When we think about the Women’s Suffrage Movement, we typically hear  accolades for Susan B. Anthony and Elizabeth Cady Stanton. We all too often do not learn about all the women who fought for the right to vote, or the women of color who were refused that right, after the 19th amendment was passed.   

Within all movements there are realities regarding intersectionality. Intersectionality, a concept developed by Kimberlé Crenshaw in 1989, is “a lens, a prism, for seeing the way in which forms of inequality often operate together and exacerbate one another.” People are members of multiple communities based in class, race, gender, geography, and so much more—each giving us a piece of who we are. During the Women’s Suffrage Movement, the needs, and requests of women of color were often put aside as the movement focused on securing the right to vote for white women.  For African American women, the realities of the Jim Crow South denied women the ability to exercise their civic duty and incurred violence for those who tried. Poll taxes and literacy tests were used to deter African Americans from casting their votes, and in some cases, African Americans were brutalized by law enforcement and arrested. Despite these terrors, African American women and other women of color persisted in fighting for the most fundamental of rights. Let’s “turn the light of truth upon them”: 

Frances Ellen Watkins Harper was a famous poet, essayist, and abolitionist during times of enslavement until her passing in 1911. Harper spoke often about the need for black and white women to work together to achieve the goals of The Women’s Suffrage Movement. She famously confronted the white women of the movement during her speech at the 1866 National Women’s Rights Convention saying, “You white women speak here of rights, I speak of wrongs,” when considering the realities of the racial divides. 

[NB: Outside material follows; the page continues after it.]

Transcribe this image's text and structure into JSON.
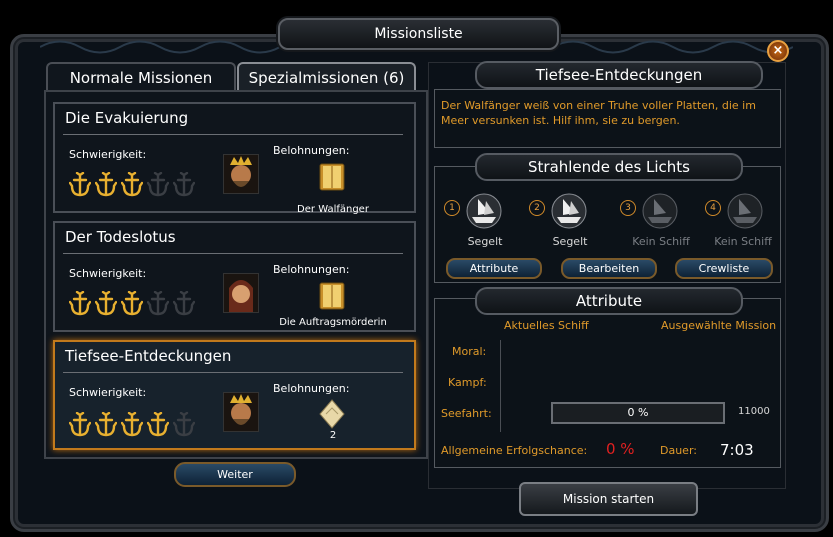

Dr. Mabel Ping-Hua Lee was a scholar and suffragist who fought for women’s voting rights and spoke of what it meant to be a true feminist. While Dr. Ping-Hua Lee fought for women’s right to vote in New York State (passed in 1917) and the federal legislation of the 19th amendment (passed in 1920), due to the Chinese Exclusion Act she was not allowed to right to vote until 1943.  

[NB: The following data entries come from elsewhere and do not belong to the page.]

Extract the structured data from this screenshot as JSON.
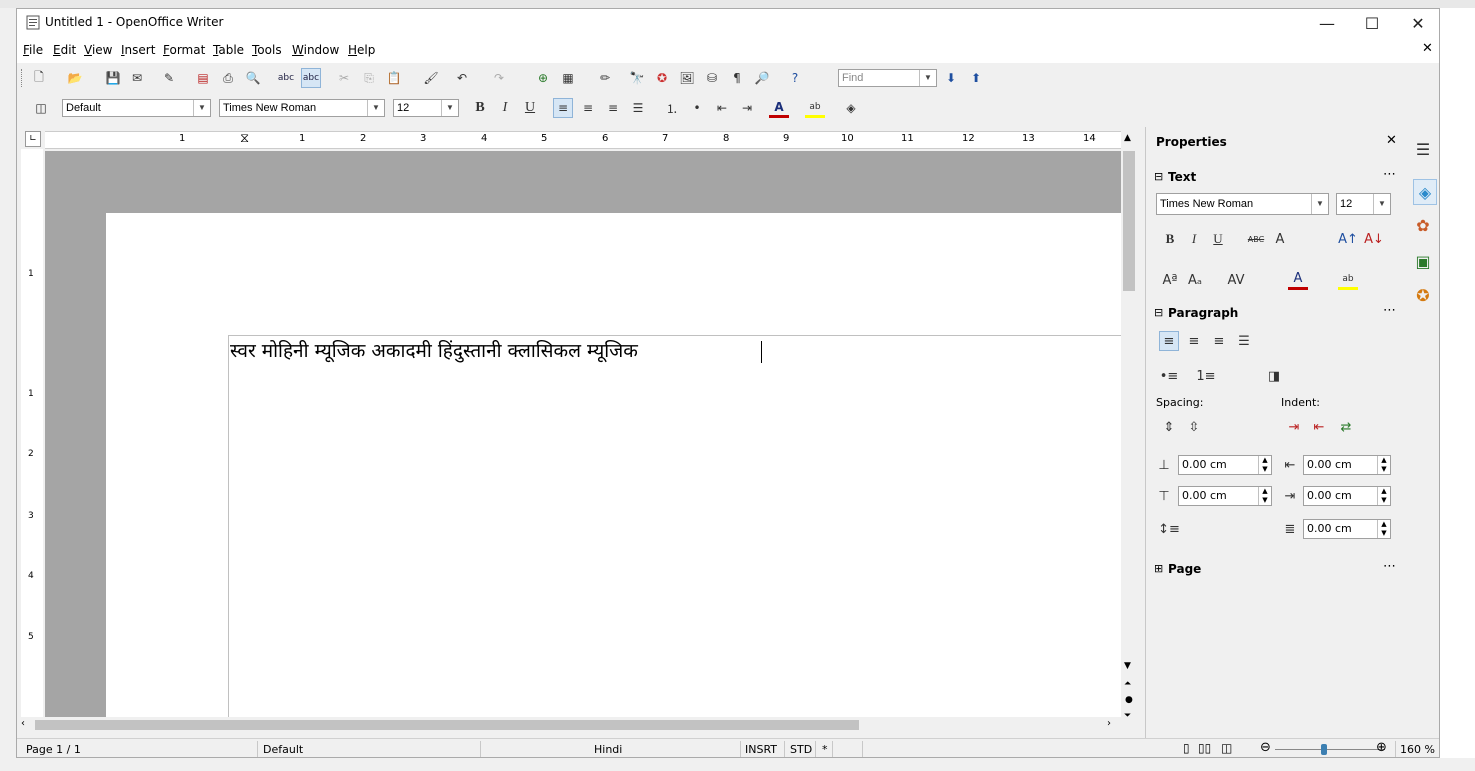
{
  "window": {
    "title": "Untitled 1 - OpenOffice Writer",
    "minimize_glyph": "—",
    "maximize_glyph": "☐",
    "close_glyph": "✕",
    "menubar_close_glyph": "✕"
  },
  "menu": [
    {
      "label": "File",
      "accel": "F",
      "rest": "ile"
    },
    {
      "label": "Edit",
      "accel": "E",
      "rest": "dit"
    },
    {
      "label": "View",
      "accel": "V",
      "rest": "iew"
    },
    {
      "label": "Insert",
      "accel": "I",
      "rest": "nsert"
    },
    {
      "label": "Format",
      "accel": "F",
      "rest": "ormat"
    },
    {
      "label": "Table",
      "accel": "T",
      "rest": "able"
    },
    {
      "label": "Tools",
      "accel": "T",
      "rest": "ools"
    },
    {
      "label": "Window",
      "accel": "W",
      "rest": "indow"
    },
    {
      "label": "Help",
      "accel": "H",
      "rest": "elp"
    }
  ],
  "standard_toolbar": {
    "find_placeholder": "Find"
  },
  "formatting_toolbar": {
    "paragraph_style": "Default",
    "font_name": "Times New Roman",
    "font_size": "12",
    "bold": "B",
    "italic": "I",
    "underline": "U"
  },
  "ruler": {
    "labels": [
      "1",
      "1",
      "2",
      "3",
      "4",
      "5",
      "6",
      "7",
      "8",
      "9",
      "10",
      "11",
      "12",
      "13",
      "14"
    ],
    "vlabels": [
      "1",
      "1",
      "2",
      "3",
      "4",
      "5"
    ]
  },
  "document": {
    "text": "स्वर मोहिनी म्यूजिक अकादमी हिंदुस्तानी क्लासिकल म्यूजिक"
  },
  "sidebar": {
    "title": "Properties",
    "text_section": "Text",
    "font_name": "Times New Roman",
    "font_size": "12",
    "paragraph_section": "Paragraph",
    "spacing_label": "Spacing:",
    "indent_label": "Indent:",
    "above_spacing": "0.00 cm",
    "below_spacing": "0.00 cm",
    "before_indent": "0.00 cm",
    "after_indent": "0.00 cm",
    "first_line_indent": "0.00 cm",
    "page_section": "Page",
    "more_glyph": "⋯",
    "collapse_glyph": "⊟",
    "expand_glyph": "⊞"
  },
  "status": {
    "page": "Page 1 / 1",
    "style": "Default",
    "language": "Hindi",
    "insert_mode": "INSRT",
    "selection_mode": "STD",
    "modified": "*",
    "zoom": "160 %"
  },
  "colors": {
    "accent": "#3c7fb1",
    "doc_background": "#a5a5a5",
    "font_color_bar": "#c00000",
    "highlight_bar": "#ffff00"
  }
}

Similarly, Marie Louise Bottineau Baldwin was the main women’s suffrage advocate and spokesperson for Native women in 1911, and one of the key leaders to meet with President Woodrow Wilson in 1914 about supporting women’s right to vote. However, it was not until 1924 that Indigenous people were granted U.S. Citizenship, due to passage of the Indian Citizenship Act, and Baldwin was able to cast her ballot. Zitkála-Šá, also known as Gertrude Simmons Bonnin, who served as the secretary of the Society of American Indians, was influential in securing this legislation.  

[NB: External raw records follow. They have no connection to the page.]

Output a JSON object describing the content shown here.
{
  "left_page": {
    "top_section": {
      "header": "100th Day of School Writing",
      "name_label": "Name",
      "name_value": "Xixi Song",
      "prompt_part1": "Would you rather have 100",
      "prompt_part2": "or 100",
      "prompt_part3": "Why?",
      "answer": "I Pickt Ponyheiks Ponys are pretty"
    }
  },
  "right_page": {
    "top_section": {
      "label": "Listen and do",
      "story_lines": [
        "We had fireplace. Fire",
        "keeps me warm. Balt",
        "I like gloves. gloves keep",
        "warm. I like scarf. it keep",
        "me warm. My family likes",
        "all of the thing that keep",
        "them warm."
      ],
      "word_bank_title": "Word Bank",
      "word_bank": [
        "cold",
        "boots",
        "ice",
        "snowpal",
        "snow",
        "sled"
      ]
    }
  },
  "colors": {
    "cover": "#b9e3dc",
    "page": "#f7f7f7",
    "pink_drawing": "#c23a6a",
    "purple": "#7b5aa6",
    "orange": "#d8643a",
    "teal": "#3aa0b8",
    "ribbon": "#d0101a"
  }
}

“The history of women’s suffrage in America is not nice or neat, because the impact of white supremacy is broad and human nature is messy,” wrote Tammy L. Brown, Associate Professor at Miami University, for the ACLU in 2018. “Furthermore, a nation built on stolen land from Native Americans and stolen labor from African slaves is flawed from the start. We must constantly acknowledge this truth and engage in an intersectional celebration of women’s rights activists and landmark events.” 

As we mark Women’s History Month 2022, let us acknowledge the stories that have gone untold, share the realities and continued struggles of rights continuously fought for, and praise the work of all the strong fearless women who have come before us. And when we say all, we mean all!